4.—(1) For the purposes of these Regulations, “adjusted net capital” means net capital less the following:
(a)
the amount by which any advances paid by the commodity broker or spot commodity broker on cash commodity contracts or spot commodity contracts and used in computing net capital exceeds 95% of the market value of the commodities covered by such contracts;
(b)
in the case of all inventories which are hedged by hedging positions in any commodity market, the amount by which the value of such inventories used in computing the net capital exceeds 95% of the market value of such inventories;
(c)
in the case of all inventories which are not hedged by any hedging positions in any market, the amount by which the value of such inventories in computing the net capital exceeds 80% of the market value of such inventories;
(d)
in the case of any Government security issued under the Government Securities Act (Cap. 121A) used by the commodity broker or spot commodity broker in computing the net capital, the amount by which the value of such security exceeds 100% of the market value of such security;
(e)
in the case of shares and other securities used by the commodity broker or spot commodity broker in computing the net capital, the amount by which the value of such shares or securities exceeds 90% of the market value of such shares or securities;
(f)
in the case of under-margined commodity contracts or spot commodity contracts accounts belonging to customers, the amount of money required for each account to meet the relevant maintenance margin requirements, if such amount has been outstanding (after call) for more than 3 business days, or there are no such relevant maintenance margin requirements then, when the original margin has been depleted by 50% or more, the amount of money required to restore the original margin if such amount has been outstanding (after call) for more than 3 business days; and
(g)
the relevant margin requirement on open commodity contracts or spot commodity contracts held in the proprietary accounts of the commodity broker or spot commodity broker which are hedged.

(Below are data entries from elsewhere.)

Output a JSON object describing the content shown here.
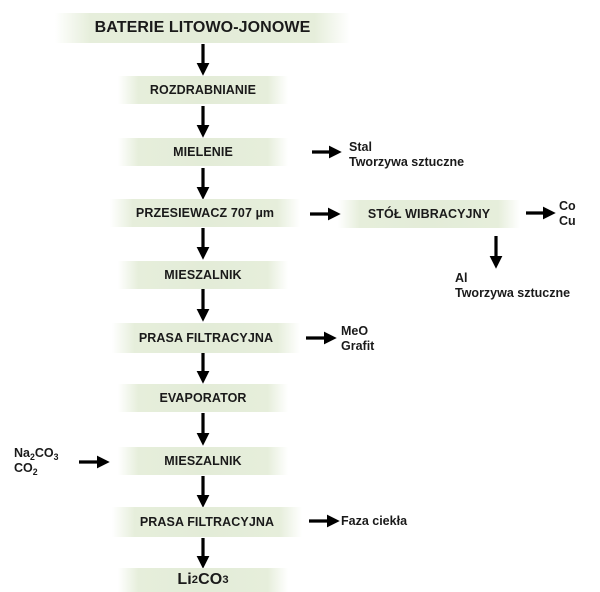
{
  "diagram": {
    "title": "BATERIE LITOWO-JONOWE",
    "steps": {
      "s1": "ROZDRABNIANIE",
      "s2": "MIELENIE",
      "s3": "PRZESIEWACZ 707 µm",
      "s4": "MIESZALNIK",
      "s5": "PRASA FILTRACYJNA",
      "s6": "EVAPORATOR",
      "s7": "MIESZALNIK",
      "s8": "PRASA FILTRACYJNA"
    },
    "final": {
      "base": "Li",
      "sub1": "2",
      "mid": "CO",
      "sub2": "3"
    },
    "side": {
      "mielenie_out": [
        "Stal",
        "Tworzywa sztuczne"
      ],
      "table": "STÓŁ WIBRACYJNY",
      "table_right": [
        "Co",
        "Cu"
      ],
      "table_down": [
        "Al",
        "Tworzywa sztuczne"
      ],
      "prasa1_out": [
        "MeO",
        "Grafit"
      ],
      "prasa2_out": "Faza ciekła"
    },
    "inputs": {
      "line1": {
        "a": "Na",
        "a_sub": "2",
        "b": "CO",
        "b_sub": "3"
      },
      "line2": {
        "a": "CO",
        "a_sub": "2"
      }
    }
  }
}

(2) For the purpose of paragraph (1), if —
(a)
a deficit is excluded from current assets in accordance with that paragraph, such amount shall not be deducted to determine adjusted net capital; and
(b)
a customer has deposited any asset other than cash into his account, the value attributable to such asset to determine the adjusted net capital shall be the value attributable to the asset pursuant to the relevant margin rules of a commodity market or spot commodity market.